String sentences[] = s.split("[.!?]\\s*");

String words[][] = new String[sentences.length][];

for (int i = 0; i < sentences.length; ++i)

{

words[i] = sentences[i].split("[\\p{Punct}\\s]+");

}

System.out.println(Arrays.deepToString(words));

So, I have a separete array of sentences and array of words. But with tokens I have a problem.

Input data

Arithmetic operators are used in mathematical expressions in the same way that they are used in algebra.
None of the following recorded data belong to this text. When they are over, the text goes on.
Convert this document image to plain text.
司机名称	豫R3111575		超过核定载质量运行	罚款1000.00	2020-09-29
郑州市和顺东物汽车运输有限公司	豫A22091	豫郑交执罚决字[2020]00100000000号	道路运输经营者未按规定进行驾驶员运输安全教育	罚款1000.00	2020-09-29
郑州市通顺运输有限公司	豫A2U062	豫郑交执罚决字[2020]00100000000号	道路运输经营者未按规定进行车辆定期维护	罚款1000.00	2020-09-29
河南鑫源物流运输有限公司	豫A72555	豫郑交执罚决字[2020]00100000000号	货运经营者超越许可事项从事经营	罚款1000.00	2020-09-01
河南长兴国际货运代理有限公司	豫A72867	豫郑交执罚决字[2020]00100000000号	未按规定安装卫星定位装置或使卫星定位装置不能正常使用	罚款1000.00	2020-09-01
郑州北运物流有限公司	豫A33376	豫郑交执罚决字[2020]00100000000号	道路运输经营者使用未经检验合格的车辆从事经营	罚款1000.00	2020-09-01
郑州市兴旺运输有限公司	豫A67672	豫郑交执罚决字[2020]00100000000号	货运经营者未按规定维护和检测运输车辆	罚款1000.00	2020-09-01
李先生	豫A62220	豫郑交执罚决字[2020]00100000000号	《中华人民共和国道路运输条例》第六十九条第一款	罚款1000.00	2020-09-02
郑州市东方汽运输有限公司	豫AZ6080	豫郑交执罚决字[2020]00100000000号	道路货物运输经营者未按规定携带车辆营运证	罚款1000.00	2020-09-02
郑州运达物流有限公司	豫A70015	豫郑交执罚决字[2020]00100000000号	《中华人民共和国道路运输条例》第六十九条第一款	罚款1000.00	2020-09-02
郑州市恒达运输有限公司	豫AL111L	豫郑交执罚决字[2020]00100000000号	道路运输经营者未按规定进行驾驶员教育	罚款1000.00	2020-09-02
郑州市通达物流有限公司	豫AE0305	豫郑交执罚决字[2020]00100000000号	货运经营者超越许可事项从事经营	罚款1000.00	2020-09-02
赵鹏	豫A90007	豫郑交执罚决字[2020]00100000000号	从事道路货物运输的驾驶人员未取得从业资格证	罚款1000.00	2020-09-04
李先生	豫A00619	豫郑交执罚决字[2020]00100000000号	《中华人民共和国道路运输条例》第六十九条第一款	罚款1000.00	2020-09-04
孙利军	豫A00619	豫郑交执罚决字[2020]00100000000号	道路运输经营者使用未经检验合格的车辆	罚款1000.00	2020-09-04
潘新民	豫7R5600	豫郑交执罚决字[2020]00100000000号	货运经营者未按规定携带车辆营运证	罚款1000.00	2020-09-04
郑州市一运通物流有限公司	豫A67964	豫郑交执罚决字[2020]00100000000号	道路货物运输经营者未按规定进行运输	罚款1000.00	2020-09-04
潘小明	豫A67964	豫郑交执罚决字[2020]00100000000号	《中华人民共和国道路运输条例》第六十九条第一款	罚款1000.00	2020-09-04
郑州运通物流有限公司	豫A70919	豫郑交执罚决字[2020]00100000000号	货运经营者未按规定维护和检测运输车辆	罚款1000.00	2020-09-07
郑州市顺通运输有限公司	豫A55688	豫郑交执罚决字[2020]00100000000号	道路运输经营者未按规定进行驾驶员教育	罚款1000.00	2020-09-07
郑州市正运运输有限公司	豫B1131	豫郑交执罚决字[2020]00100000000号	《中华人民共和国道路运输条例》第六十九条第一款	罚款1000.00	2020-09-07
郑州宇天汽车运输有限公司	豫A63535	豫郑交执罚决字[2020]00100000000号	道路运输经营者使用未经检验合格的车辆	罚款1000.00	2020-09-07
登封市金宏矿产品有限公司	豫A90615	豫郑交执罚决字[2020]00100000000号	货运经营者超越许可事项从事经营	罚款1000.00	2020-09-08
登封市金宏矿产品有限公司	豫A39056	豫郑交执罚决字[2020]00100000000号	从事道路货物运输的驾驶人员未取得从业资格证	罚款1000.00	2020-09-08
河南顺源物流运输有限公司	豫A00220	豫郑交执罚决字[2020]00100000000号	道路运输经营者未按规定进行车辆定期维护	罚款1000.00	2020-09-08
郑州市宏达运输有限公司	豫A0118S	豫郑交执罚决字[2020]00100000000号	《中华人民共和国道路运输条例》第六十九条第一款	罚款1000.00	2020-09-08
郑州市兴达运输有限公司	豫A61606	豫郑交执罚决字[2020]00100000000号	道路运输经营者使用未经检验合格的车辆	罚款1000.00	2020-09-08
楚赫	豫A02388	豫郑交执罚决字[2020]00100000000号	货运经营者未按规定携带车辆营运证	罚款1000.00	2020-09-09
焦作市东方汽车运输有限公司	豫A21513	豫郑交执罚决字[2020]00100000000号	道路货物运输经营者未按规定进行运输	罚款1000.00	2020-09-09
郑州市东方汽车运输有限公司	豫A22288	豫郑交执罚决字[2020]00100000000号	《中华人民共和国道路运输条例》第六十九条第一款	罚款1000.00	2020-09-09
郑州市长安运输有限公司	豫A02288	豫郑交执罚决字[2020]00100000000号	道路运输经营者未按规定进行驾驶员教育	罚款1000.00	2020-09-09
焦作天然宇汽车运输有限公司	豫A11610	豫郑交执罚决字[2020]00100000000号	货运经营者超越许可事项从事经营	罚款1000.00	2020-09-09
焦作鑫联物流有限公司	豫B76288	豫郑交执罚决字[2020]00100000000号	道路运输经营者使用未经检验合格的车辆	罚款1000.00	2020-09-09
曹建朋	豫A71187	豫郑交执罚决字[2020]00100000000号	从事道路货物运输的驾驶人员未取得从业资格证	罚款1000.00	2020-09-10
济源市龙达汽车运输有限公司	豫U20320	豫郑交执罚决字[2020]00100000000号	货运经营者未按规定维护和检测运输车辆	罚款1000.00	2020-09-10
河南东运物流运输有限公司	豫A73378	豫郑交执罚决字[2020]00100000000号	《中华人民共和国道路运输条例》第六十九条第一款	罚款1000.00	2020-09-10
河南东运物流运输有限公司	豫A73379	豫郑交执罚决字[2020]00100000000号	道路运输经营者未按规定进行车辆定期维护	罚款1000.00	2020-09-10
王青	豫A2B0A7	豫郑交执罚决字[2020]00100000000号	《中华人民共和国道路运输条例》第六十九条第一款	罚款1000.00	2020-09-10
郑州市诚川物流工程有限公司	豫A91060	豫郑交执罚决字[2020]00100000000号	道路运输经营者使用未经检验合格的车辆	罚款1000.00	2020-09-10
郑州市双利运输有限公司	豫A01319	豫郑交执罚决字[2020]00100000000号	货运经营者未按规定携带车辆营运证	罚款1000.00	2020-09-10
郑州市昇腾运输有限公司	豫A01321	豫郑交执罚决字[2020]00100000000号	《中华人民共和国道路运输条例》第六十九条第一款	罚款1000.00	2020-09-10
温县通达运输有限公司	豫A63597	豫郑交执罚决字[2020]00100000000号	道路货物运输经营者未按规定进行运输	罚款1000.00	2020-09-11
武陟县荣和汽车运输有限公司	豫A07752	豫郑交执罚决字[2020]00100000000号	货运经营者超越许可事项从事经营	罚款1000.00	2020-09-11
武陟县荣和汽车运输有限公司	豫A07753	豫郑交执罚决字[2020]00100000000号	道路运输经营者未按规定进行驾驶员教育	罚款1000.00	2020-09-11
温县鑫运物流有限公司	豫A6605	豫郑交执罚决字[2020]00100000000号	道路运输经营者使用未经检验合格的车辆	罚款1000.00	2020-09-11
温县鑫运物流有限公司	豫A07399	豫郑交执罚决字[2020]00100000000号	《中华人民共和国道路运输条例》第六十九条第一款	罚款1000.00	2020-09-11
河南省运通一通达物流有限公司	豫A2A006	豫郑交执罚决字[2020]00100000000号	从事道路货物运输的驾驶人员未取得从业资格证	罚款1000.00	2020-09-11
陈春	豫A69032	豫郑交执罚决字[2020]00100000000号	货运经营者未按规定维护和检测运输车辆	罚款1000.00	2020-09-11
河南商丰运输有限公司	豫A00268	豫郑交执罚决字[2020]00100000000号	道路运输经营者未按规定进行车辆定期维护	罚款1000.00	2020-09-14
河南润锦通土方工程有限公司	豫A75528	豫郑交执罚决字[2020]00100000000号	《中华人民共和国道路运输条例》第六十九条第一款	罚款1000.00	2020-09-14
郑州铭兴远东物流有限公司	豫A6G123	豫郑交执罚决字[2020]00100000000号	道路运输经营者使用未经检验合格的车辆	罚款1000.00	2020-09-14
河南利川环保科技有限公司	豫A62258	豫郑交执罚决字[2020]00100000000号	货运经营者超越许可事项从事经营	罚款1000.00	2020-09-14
The following table lists the arithmetic operators:

Assume integer variable A holds 10 and variable B holds 20, then:

Expected result

. : , :

Simplest solution is to not use `split`

which requires from you description of things you don't want in result, but using `Matcher#find`

and describing things you want to find.

```
String s = "Arithmetic operators are used in mathematical expressions in the same way that they are used in algebra. The following table lists the arithmetic operators: Assume integer variable A holds 10 and variable B holds 20, then:";
Pattern p = Pattern.compile("\\p{Punct}");
//or Pattern.compile("[.]{3}|\\p{Punct}"); if you want to find "..."
Matcher m = p.matcher(s);
while (m.find()) {
System.out.println(m.group());
}
```

Output:

```
.
:
,
:
```

Instead of printing `m.group()`

you can store it in collection like List.